The Mission interministérielle de lutte contre les drogues et les conduites addictives (MIDELA), an interministerial body against drugs and addictive behaviour, said that an MUP would guarantee a profit rise for independent wine producers, unlike a tax which would benefit the state.

The body also argues that an MUP of €0.5 per unit of alcohol would mean a 15% reduction in consumer sales, and a 22% reduction in cancer-related mortality attributable to alcohol.

But The Times has reported that winemakers have said a minimum price would lead to a fall in sales, driving down their revenue further.


The news follows a similar discussion in the UK where a minimum unit price structure has already been put in place in Scotland.

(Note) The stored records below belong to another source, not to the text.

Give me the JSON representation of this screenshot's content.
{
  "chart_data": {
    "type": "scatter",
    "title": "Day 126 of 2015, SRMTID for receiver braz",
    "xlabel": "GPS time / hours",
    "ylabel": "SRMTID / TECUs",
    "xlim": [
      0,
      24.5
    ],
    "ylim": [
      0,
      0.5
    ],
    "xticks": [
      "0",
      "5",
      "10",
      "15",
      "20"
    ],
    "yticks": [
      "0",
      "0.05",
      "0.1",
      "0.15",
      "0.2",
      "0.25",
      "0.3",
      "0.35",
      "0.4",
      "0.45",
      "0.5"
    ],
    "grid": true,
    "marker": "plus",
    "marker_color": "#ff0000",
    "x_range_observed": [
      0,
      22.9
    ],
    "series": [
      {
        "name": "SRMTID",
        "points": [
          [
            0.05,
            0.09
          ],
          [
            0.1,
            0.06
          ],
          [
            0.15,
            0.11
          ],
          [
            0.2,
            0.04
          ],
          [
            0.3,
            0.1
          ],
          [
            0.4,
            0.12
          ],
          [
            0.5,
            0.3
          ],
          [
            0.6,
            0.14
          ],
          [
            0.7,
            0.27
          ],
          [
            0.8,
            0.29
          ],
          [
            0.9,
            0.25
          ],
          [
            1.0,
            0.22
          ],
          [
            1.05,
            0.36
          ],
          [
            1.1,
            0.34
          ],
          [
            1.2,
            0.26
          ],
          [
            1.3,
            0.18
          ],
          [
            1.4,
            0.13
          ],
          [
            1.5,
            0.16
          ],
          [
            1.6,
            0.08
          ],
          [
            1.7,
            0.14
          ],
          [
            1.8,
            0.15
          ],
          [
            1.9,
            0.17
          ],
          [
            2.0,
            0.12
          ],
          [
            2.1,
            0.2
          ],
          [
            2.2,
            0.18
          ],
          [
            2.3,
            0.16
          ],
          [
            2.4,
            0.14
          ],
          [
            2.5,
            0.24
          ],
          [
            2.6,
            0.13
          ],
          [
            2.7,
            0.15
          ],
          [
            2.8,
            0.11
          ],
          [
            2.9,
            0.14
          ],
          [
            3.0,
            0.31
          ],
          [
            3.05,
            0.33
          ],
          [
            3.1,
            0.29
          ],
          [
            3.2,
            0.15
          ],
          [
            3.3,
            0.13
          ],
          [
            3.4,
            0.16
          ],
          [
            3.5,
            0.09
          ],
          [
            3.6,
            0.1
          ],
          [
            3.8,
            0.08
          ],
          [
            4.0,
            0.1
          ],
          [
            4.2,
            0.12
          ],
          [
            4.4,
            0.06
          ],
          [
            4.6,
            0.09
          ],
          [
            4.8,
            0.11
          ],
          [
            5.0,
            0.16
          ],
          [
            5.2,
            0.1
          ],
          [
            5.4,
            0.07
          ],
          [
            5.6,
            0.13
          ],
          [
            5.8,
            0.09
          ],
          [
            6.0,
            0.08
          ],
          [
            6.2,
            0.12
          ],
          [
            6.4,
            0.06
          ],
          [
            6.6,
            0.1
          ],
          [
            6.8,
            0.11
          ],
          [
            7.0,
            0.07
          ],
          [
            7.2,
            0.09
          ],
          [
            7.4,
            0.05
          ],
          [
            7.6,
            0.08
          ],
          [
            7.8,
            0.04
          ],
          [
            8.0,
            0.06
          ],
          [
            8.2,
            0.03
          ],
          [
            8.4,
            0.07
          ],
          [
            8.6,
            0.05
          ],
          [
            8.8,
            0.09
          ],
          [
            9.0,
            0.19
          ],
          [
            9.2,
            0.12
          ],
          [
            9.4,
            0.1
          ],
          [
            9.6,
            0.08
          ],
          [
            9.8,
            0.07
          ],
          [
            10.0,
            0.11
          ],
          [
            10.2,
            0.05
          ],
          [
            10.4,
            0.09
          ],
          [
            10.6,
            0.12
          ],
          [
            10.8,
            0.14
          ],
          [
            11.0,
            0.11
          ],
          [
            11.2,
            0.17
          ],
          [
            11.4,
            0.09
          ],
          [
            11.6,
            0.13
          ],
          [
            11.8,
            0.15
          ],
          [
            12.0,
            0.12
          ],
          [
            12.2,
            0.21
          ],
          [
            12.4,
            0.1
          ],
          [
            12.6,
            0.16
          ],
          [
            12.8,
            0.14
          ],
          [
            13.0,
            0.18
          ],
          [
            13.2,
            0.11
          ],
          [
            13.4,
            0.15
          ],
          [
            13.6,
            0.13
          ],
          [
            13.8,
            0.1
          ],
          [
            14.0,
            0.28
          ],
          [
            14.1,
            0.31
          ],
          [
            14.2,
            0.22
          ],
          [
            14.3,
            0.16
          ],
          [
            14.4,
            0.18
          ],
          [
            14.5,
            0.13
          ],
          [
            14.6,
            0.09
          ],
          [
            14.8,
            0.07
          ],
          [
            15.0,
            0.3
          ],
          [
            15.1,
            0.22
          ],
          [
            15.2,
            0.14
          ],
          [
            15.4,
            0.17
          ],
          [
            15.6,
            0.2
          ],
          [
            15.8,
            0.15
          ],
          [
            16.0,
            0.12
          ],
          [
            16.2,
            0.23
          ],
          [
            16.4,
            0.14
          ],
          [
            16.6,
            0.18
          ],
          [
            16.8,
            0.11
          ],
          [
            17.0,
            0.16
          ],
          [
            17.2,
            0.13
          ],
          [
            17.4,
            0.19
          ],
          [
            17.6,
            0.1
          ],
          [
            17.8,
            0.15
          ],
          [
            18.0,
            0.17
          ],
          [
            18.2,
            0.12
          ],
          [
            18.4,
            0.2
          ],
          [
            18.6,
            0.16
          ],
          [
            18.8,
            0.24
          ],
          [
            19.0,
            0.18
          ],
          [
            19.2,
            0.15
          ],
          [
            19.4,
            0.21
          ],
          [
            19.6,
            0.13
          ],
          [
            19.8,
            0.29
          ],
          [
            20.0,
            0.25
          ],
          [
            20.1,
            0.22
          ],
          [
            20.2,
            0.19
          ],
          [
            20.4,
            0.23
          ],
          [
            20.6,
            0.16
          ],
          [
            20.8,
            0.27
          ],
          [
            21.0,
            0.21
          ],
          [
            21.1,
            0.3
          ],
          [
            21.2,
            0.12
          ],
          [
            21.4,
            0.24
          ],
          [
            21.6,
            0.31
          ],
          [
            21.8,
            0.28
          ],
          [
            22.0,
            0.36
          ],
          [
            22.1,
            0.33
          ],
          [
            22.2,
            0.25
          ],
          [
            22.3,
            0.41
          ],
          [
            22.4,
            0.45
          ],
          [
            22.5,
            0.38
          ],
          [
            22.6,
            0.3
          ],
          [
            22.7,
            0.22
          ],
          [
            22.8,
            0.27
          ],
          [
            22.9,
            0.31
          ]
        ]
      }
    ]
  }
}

Indeed, Isaac-Sibille specifically wants to make the amendment due to the Scottish experience, where a study has claimed a 13.4% drop in the number of deaths attributable to alcohol consumption, and a 4.1% fall in the number of hospital admissions.

But in July, Tory MSP Dr Sandesh Gulhane wrote to the UK Statistics Authority calling for an investigation into the Public Health Scotland report, which claimed the MUP was having a “positive impact” on health outcomes. According to Gulhane, 32 of the 40 studies mentioned in the report don’t cite the health outcomes of MUP, and a further seven of the other eight studies into health outcomes reached negative or inconclusive verdicts. Only a single study, he claimed, said deaths might have been averted.

Another study earlier this year found that the alcohol sector hadn’t been negatively impacted by the MUP, though. It suggested the impact of lower volume sales were offset by the higher value of sales.

The report said: “There were one or two individual smaller or specialist retailers who perceived that MUP had reduced their revenues or profits or limited opportunities for growth, though not to an extent that affected staffing or store viability, while others reported no impact.”

But the Scotch Whisky Association, which mounted a legal challenge to the law, said the research was one part of an “overall evaluation”.